Spanish hard rock expands into expressive post-rock
Barcelona rockers Big Bang filled their last album, Sin renuncia a la esperanza (review) with a hard rock sound, gilded with a metallic edge. Their latest album, Diez tragos, shifts towards post-rock arrangements and throws in some synthesizer, but keeps the metal flair. Most importantly, Big Bang maintains the knife edge dynamic between punchy grind and reflective wail.
No soy un ángel starts strung with restrained tension. The solid beat, twisty synth line and throbbing bass recall Rush at their progressive best. The verses stay sparse with occasional eruptions of guitar, but that sets up the chorus shift. The guitar lurches first and drags the rest of the band into a heavier uptempo section. Near the end, the chorus extends into a more driving beat to support an angular solo. The alternation creates a rich balance of restraint and expressiveness.

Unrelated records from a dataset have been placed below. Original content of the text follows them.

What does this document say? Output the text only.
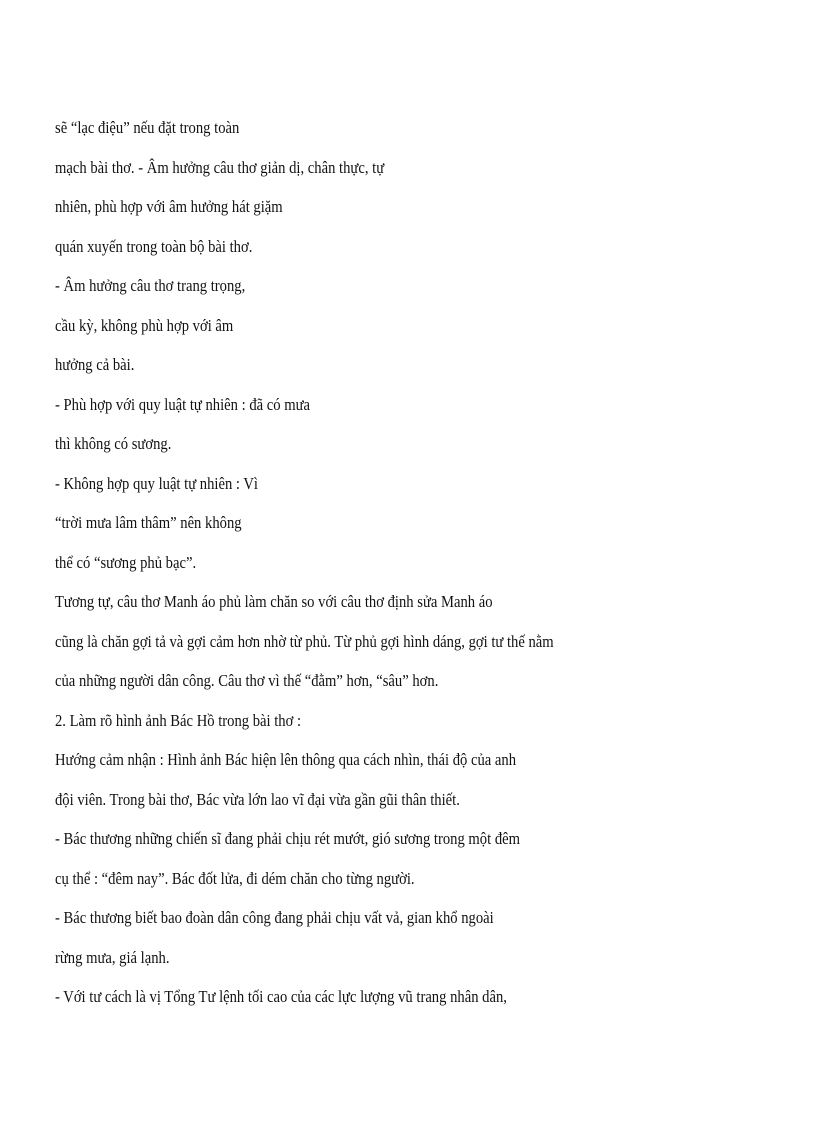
sẽ “lạc điệu” nếu đặt trong toàn
mạch bài thơ. - Âm hưởng câu thơ giản dị, chân thực, tự
nhiên, phù hợp với âm hưởng hát giặm
quán xuyến trong toàn bộ bài thơ.
- Âm hưởng câu thơ trang trọng,
cầu kỳ, không phù hợp với âm
hưởng cả bài.
- Phù hợp với quy luật tự nhiên : đã có mưa
thì không có sương.
- Không hợp quy luật tự nhiên : Vì
“trời mưa lâm thâm” nên không
thể có “sương phủ bạc”.
Tương tự, câu thơ Manh áo phủ làm chăn so với câu thơ định sửa Manh áo
cũng là chăn gợi tả và gợi cảm hơn nhờ từ phủ. Từ phủ gợi hình dáng, gợi tư thế nằm
của những người dân công. Câu thơ vì thế “đằm” hơn, “sâu” hơn.
2. Làm rõ hình ảnh Bác Hồ trong bài thơ :
Hướng cảm nhận : Hình ảnh Bác hiện lên thông qua cách nhìn, thái độ của anh
đội viên. Trong bài thơ, Bác vừa lớn lao vĩ đại vừa gần gũi thân thiết.
- Bác thương những chiến sĩ đang phải chịu rét mướt, gió sương trong một đêm
cụ thể : “đêm nay”. Bác đốt lửa, đi dém chăn cho từng người.
- Bác thương biết bao đoàn dân công đang phải chịu vất vả, gian khổ ngoài
rừng mưa, giá lạnh.
- Với tư cách là vị Tổng Tư lệnh tối cao của các lực lượng vũ trang nhân dân,
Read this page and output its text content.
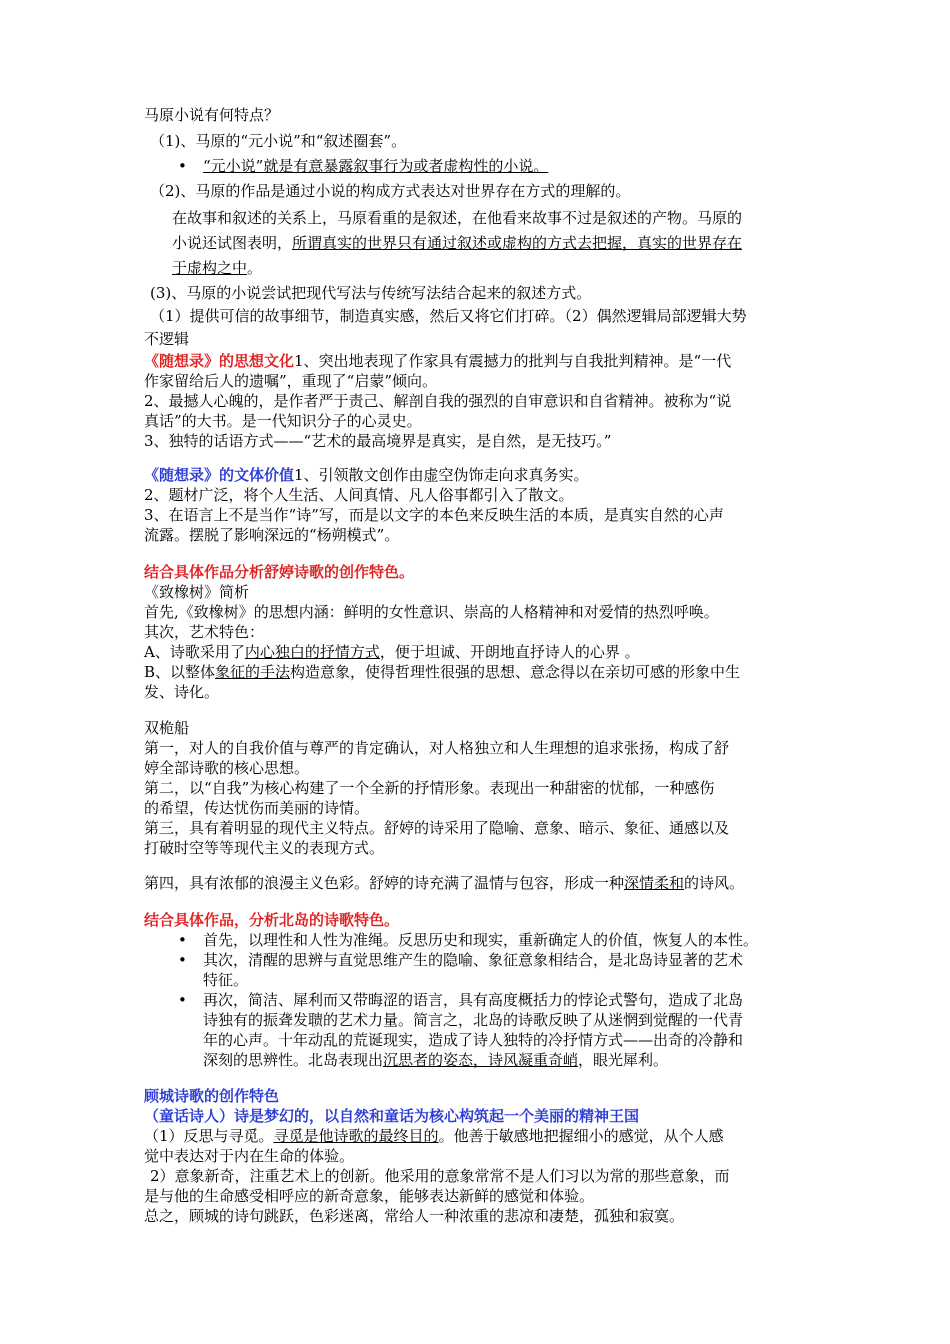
马原小说有何特点？
（1)、马原的“元小说”和“叙述圈套”。
• “元小说”就是有意暴露叙事行为或者虚构性的小说。
（2)、马原的作品是通过小说的构成方式表达对世界存在方式的理解的。
在故事和叙述的关系上，马原看重的是叙述，在他看来故事不过是叙述的产物。马原的
小说还试图表明，所谓真实的世界只有通过叙述或虚构的方式去把握，真实的世界存在
于虚构之中。
(3)、马原的小说尝试把现代写法与传统写法结合起来的叙述方式。
（1）提供可信的故事细节，制造真实感，然后又将它们打碎。（2）偶然逻辑局部逻辑大势
不逻辑
《随想录》的思想文化1、突出地表现了作家具有震撼力的批判与自我批判精神。是“一代
作家留给后人的遗嘱”，重现了“启蒙”倾向。
2、最撼人心魄的，是作者严于责己、解剖自我的强烈的自审意识和自省精神。被称为“说
真话”的大书。是一代知识分子的心灵史。
3、独特的话语方式——“艺术的最高境界是真实，是自然，是无技巧。”
《随想录》的文体价值1、引领散文创作由虚空伪饰走向求真务实。
2、题材广泛，将个人生活、人间真情、凡人俗事都引入了散文。
3、在语言上不是当作“诗”写，而是以文字的本色来反映生活的本质，是真实自然的心声
流露。摆脱了影响深远的“杨朔模式”。
结合具体作品分析舒婷诗歌的创作特色。
《致橡树》简析
首先,《致橡树》的思想内涵：鲜明的女性意识、崇高的人格精神和对爱情的热烈呼唤。
其次，艺术特色：
A、诗歌采用了内心独白的抒情方式，便于坦诚、开朗地直抒诗人的心界 。
B、以整体象征的手法构造意象，使得哲理性很强的思想、意念得以在亲切可感的形象中生
发、诗化。
双桅船
第一，对人的自我价值与尊严的肯定确认，对人格独立和人生理想的追求张扬，构成了舒
婷全部诗歌的核心思想。
第二，以“自我”为核心构建了一个全新的抒情形象。表现出一种甜密的忧郁，一种感伤
的希望，传达忧伤而美丽的诗情。
第三，具有着明显的现代主义特点。舒婷的诗采用了隐喻、意象、暗示、象征、通感以及
打破时空等等现代主义的表现方式。
第四，具有浓郁的浪漫主义色彩。舒婷的诗充满了温情与包容，形成一种深情柔和的诗风。
结合具体作品，分析北岛的诗歌特色。
• 首先，以理性和人性为准绳。反思历史和现实，重新确定人的价值，恢复人的本性。
• 其次，清醒的思辨与直觉思维产生的隐喻、象征意象相结合，是北岛诗显著的艺术
特征。
• 再次，简洁、犀利而又带晦涩的语言，具有高度概括力的悖论式警句，造成了北岛
诗独有的振聋发聩的艺术力量。简言之，北岛的诗歌反映了从迷惘到觉醒的一代青
年的心声。十年动乱的荒诞现实，造成了诗人独特的冷抒情方式——出奇的冷静和
深刻的思辨性。北岛表现出沉思者的姿态，诗风凝重奇峭，眼光犀利。
顾城诗歌的创作特色
（童话诗人）诗是梦幻的，以自然和童话为核心构筑起一个美丽的精神王国
（1）反思与寻觅。寻觅是他诗歌的最终目的。他善于敏感地把握细小的感觉，从个人感
觉中表达对于内在生命的体验。
2）意象新奇，注重艺术上的创新。他采用的意象常常不是人们习以为常的那些意象，而
是与他的生命感受相呼应的新奇意象，能够表达新鲜的感觉和体验。
总之，顾城的诗句跳跃，色彩迷离，常给人一种浓重的悲凉和凄楚，孤独和寂寞。
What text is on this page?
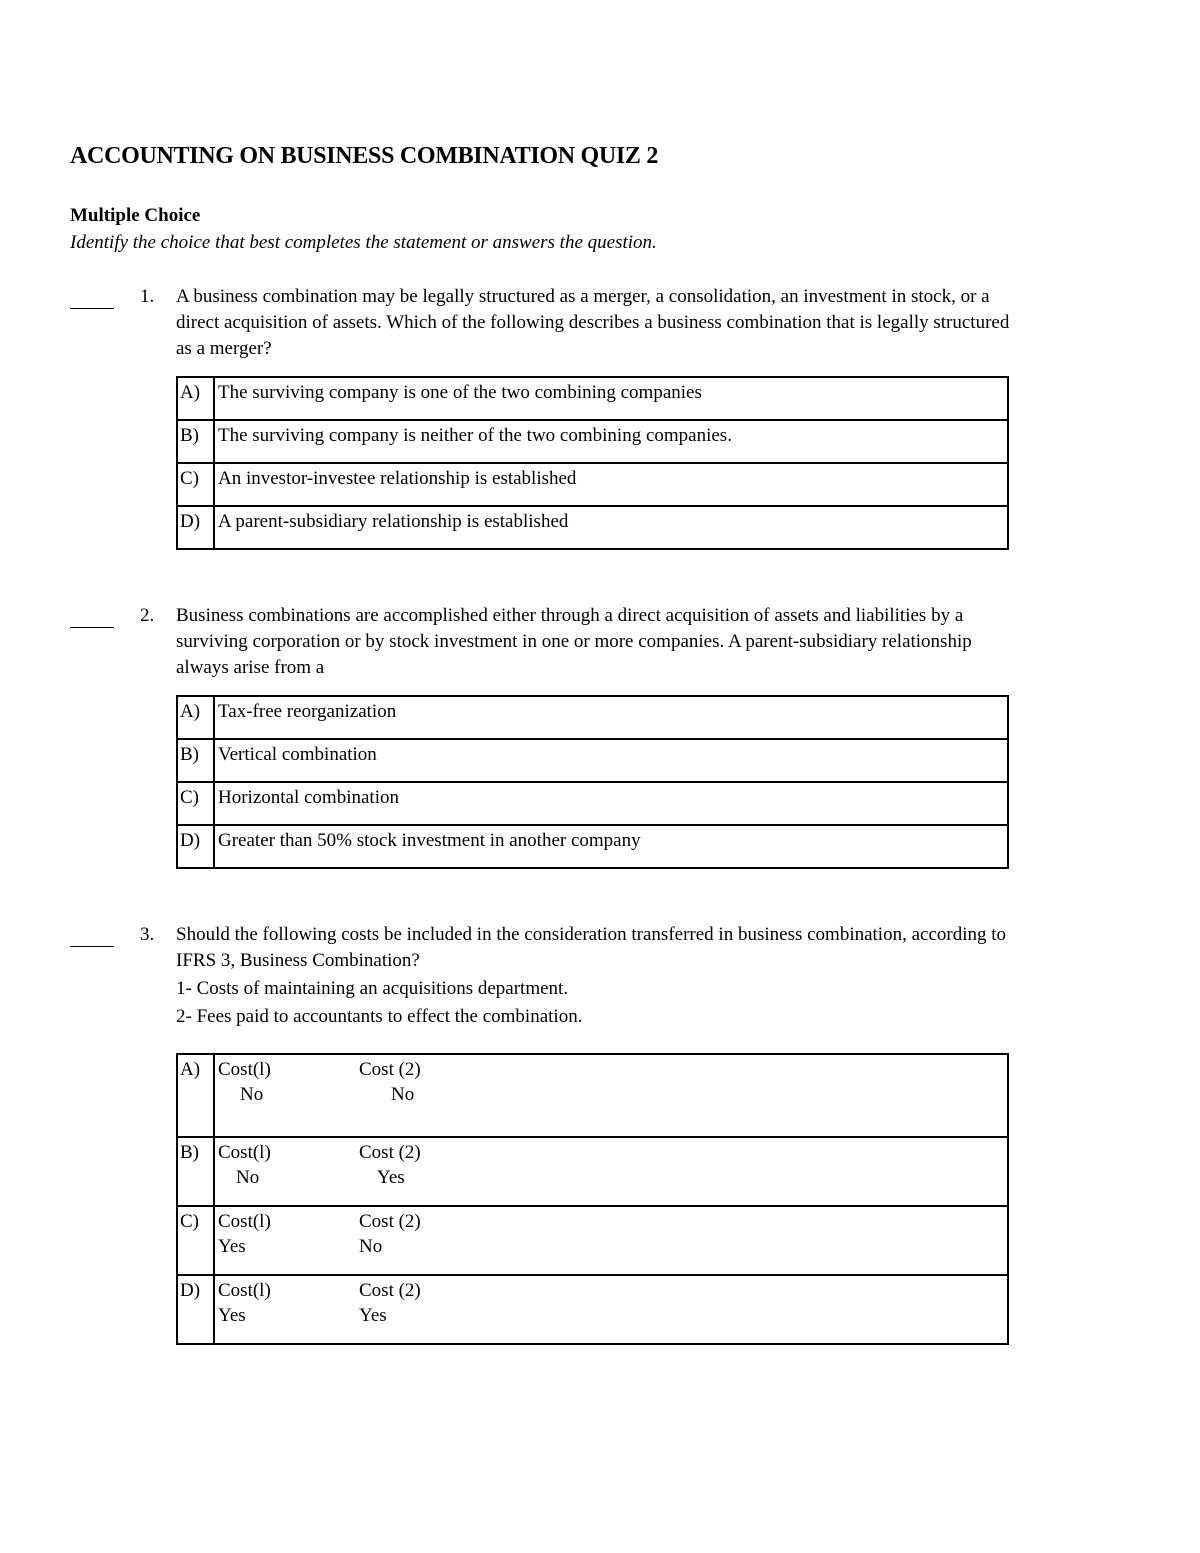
ACCOUNTING ON BUSINESS COMBINATION QUIZ 2
Multiple Choice
Identify the choice that best completes the statement or answers the question.
1. A business combination may be legally structured as a merger, a consolidation, an investment in stock, or a
direct acquisition of assets. Which of the following describes a business combination that is legally structured
as a merger?
A)	The surviving company is one of the two combining companies
B)	The surviving company is neither of the two combining companies.
C)	An investor-investee relationship is established
D)	A parent-subsidiary relationship is established
2. Business combinations are accomplished either through a direct acquisition of assets and liabilities by a
surviving corporation or by stock investment in one or more companies. A parent-subsidiary relationship
always arise from a
A)	Tax-free reorganization
B)	Vertical combination
C)	Horizontal combination
D)	Greater than 50% stock investment in another company
3. Should the following costs be included in the consideration transferred in business combination, according to
IFRS 3, Business Combination?
1- Costs of maintaining an acquisitions department.
2- Fees paid to accountants to effect the combination.
A)	Cost(l) Cost (2)
No No

B)	Cost(l) Cost (2)
No Yes

C)	Cost(l) Cost (2)
Yes No

D)	Cost(l) Cost (2)
Yes Yes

Big Bang's industrial sound reflects bits of Nine Inch Nails and other hard rocking bands. On Soy inmortal, the jerky chop rhythm and progression is a bit like Living Color covering the James Gang's Funk #49. It's a thick, riff driven song. The spastic grind beat sets up a tripping, singing solo that offers a taste of Jeff Beck dipped in metal.
My favorite track, though, was the moody Crucificame. The meandering female vocal start has a Moorish feel, but the music quickly drops that stark, mournful sound to set a stalking rhythm. A wicked bassline runs through the song like a thick, heavy chain. The discordant crunchy guitar has a taste of Led Zeppelin's Kashmir, but the effect is more Soundgarden. The song sections flip by quickly like a post-rock slide show.
Aside from their technical skills, Diez tragos stands out because of the thread of experimentalism running through the songs. Where their last album featured some Adrian Belew style stunt guitar, Big Bang has gotten more imaginative. Watery reflections of guitar behind Sufrir, hypnotic Arabic rhythms on Ver llorar desiertos, or the experimental sound collage of Franco is dead - the band's creative approaches rely on an extended sonic palette.
Diez tragos has a lot to offer, even if you can't follow the Spanish: music, emotion, and tone are universal.